AI Hub
Unified AI backend integrating local LLMs, speech processing, image generation, RAG pipelines, and model training.
LLM Integration
Local LLM inference via llama.cpp with an OpenAI-compatible HTTP API. Supports model loading, GPU offloading, context management, and multiple concurrent sessions. The Copilot backend provides code-aware assistance with project context.
Speech & Audio
Speech-to-Text
Whisper integration for real-time transcription. Supports multiple languages and model sizes from tiny to large-v3.
Text-to-Speech
Neural TTS with configurable voices, speed, and output format. Streaming audio generation for real-time playback.
RAG Pipeline
Retrieval-Augmented Generation with DuckDB vss (vector similarity search). Documents are chunked, embedded, and stored in a vector database.
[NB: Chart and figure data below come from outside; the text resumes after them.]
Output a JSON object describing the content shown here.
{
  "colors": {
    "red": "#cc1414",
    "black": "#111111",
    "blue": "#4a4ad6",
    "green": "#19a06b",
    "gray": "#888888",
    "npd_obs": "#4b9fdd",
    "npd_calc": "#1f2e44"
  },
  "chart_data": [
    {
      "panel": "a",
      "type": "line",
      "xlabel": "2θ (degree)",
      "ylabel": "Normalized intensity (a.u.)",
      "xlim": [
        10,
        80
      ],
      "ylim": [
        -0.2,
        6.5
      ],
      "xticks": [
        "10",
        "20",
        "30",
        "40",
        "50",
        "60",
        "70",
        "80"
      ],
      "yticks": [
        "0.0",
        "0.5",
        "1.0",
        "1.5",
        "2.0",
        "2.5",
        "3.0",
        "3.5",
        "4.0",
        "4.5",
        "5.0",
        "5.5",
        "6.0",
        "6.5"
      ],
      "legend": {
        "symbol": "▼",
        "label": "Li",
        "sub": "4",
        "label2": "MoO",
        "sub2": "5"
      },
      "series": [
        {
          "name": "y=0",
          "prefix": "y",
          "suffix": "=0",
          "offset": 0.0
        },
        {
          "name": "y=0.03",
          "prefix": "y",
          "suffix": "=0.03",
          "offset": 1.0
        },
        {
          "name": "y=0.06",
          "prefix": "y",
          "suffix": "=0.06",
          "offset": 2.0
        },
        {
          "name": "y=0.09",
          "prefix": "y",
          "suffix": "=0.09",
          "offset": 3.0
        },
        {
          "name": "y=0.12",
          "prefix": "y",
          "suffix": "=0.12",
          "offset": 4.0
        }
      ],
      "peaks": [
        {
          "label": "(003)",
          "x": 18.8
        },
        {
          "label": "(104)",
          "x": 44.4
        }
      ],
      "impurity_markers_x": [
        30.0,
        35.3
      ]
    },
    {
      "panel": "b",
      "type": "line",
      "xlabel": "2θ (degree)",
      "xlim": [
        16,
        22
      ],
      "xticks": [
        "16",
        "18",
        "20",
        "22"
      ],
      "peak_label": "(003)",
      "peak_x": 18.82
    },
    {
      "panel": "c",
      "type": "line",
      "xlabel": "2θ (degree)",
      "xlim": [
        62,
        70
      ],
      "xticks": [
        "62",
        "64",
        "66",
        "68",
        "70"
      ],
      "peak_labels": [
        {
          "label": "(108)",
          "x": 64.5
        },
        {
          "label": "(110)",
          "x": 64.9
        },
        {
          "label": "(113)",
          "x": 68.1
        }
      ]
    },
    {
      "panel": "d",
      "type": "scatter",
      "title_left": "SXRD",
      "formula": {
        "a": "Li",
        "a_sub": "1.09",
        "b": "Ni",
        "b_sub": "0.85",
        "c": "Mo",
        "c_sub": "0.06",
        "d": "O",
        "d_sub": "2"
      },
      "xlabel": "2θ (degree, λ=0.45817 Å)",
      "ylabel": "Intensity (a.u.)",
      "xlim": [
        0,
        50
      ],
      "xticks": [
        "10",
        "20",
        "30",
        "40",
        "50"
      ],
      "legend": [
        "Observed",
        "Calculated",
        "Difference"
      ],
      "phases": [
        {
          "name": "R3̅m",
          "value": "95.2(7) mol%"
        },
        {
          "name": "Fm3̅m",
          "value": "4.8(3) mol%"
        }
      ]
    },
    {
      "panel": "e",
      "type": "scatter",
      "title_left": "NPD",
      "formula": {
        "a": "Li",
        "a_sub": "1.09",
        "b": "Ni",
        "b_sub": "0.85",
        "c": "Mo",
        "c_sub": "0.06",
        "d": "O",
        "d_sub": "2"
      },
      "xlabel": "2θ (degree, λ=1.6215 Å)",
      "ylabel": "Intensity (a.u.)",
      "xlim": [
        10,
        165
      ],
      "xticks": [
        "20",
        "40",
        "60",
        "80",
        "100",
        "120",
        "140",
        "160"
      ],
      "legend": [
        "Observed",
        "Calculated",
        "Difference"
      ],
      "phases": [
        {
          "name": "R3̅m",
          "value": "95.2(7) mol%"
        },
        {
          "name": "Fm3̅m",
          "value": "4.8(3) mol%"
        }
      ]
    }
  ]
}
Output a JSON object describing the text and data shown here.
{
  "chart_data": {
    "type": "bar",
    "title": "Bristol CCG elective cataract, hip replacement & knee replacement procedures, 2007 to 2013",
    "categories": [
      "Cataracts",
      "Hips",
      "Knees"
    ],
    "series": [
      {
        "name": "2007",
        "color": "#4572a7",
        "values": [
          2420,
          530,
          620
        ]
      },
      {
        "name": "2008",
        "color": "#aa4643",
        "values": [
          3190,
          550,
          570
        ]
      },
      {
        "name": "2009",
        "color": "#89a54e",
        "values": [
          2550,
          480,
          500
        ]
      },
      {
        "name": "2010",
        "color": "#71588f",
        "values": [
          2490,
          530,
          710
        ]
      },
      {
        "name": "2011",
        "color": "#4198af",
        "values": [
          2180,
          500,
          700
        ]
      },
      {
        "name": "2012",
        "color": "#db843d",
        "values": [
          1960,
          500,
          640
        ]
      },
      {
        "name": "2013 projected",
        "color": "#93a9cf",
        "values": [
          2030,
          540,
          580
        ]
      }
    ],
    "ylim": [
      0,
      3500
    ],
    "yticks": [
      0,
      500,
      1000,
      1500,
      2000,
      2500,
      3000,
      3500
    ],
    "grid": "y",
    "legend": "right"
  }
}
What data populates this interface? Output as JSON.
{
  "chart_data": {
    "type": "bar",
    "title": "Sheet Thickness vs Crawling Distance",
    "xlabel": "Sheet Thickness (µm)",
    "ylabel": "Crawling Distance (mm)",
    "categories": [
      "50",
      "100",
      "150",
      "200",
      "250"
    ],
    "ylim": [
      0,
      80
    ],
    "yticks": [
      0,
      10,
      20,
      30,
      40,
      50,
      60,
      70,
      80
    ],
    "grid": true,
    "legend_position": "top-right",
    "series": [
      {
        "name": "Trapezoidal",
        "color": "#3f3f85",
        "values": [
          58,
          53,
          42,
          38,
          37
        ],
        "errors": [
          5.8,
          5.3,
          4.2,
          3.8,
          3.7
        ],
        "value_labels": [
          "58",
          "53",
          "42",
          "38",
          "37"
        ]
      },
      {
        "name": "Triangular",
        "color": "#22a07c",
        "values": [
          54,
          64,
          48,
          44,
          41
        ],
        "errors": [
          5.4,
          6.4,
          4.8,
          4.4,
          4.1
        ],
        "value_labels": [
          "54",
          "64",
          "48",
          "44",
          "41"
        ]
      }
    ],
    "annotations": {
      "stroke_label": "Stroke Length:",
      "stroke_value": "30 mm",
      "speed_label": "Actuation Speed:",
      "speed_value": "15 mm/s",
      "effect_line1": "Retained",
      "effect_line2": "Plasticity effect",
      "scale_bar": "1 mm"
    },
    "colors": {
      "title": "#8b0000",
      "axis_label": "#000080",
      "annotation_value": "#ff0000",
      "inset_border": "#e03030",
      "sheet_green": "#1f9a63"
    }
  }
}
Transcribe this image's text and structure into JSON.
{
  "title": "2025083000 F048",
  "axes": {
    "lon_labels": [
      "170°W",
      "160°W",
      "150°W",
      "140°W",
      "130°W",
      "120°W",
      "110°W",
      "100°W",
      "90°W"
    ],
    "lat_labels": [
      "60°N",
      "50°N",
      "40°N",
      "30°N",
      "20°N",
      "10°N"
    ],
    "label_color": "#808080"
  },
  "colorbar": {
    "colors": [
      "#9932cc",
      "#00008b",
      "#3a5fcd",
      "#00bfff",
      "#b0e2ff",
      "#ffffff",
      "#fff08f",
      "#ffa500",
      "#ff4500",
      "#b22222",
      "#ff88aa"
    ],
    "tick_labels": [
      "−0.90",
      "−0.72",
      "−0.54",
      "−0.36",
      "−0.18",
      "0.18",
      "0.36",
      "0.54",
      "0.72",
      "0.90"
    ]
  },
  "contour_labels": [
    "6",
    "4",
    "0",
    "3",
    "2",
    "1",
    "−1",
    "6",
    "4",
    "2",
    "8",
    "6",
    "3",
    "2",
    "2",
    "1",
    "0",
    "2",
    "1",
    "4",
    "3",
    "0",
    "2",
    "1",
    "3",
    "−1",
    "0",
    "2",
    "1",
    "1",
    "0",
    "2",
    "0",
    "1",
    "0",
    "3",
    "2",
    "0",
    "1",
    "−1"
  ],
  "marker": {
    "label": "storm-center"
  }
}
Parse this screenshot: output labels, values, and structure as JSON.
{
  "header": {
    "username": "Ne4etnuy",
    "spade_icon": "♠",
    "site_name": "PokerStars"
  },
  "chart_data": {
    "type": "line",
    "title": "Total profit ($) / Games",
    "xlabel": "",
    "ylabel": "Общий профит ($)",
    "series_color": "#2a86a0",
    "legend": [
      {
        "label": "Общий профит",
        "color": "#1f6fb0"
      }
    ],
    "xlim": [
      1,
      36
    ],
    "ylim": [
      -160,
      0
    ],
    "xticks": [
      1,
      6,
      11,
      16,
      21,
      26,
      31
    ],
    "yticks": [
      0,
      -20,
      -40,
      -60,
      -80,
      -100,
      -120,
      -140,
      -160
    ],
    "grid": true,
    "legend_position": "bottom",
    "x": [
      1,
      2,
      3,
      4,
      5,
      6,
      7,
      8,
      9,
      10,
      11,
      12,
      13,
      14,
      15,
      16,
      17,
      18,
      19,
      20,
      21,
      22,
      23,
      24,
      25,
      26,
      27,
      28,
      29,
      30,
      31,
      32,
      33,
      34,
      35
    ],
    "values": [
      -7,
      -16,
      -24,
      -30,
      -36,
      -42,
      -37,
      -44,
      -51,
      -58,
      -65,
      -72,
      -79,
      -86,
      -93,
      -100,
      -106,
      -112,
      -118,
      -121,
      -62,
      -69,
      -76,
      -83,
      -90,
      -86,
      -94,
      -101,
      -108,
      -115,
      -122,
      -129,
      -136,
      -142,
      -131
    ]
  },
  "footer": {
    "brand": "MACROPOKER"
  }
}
Queries retrieve relevant context before LLM generation.
VectorStore
DuckDB-backed vector database with HNSW indexing. Automatic index promotion when chunk count exceeds threshold.
CodeChunker
Language-aware code chunking that respects function/class boundaries for accurate code search and retrieval.
RAGPipeline
End-to-end pipeline: ingest sources, chunk, embed, store, query, and augment LLM prompts with relevant context.
Training & GPU Management
Fine-tuning support with QLoRA and LoRA via Python subprocess orchestration. GPU memory management with VRAM LRU eviction and exclusive mode for training workloads.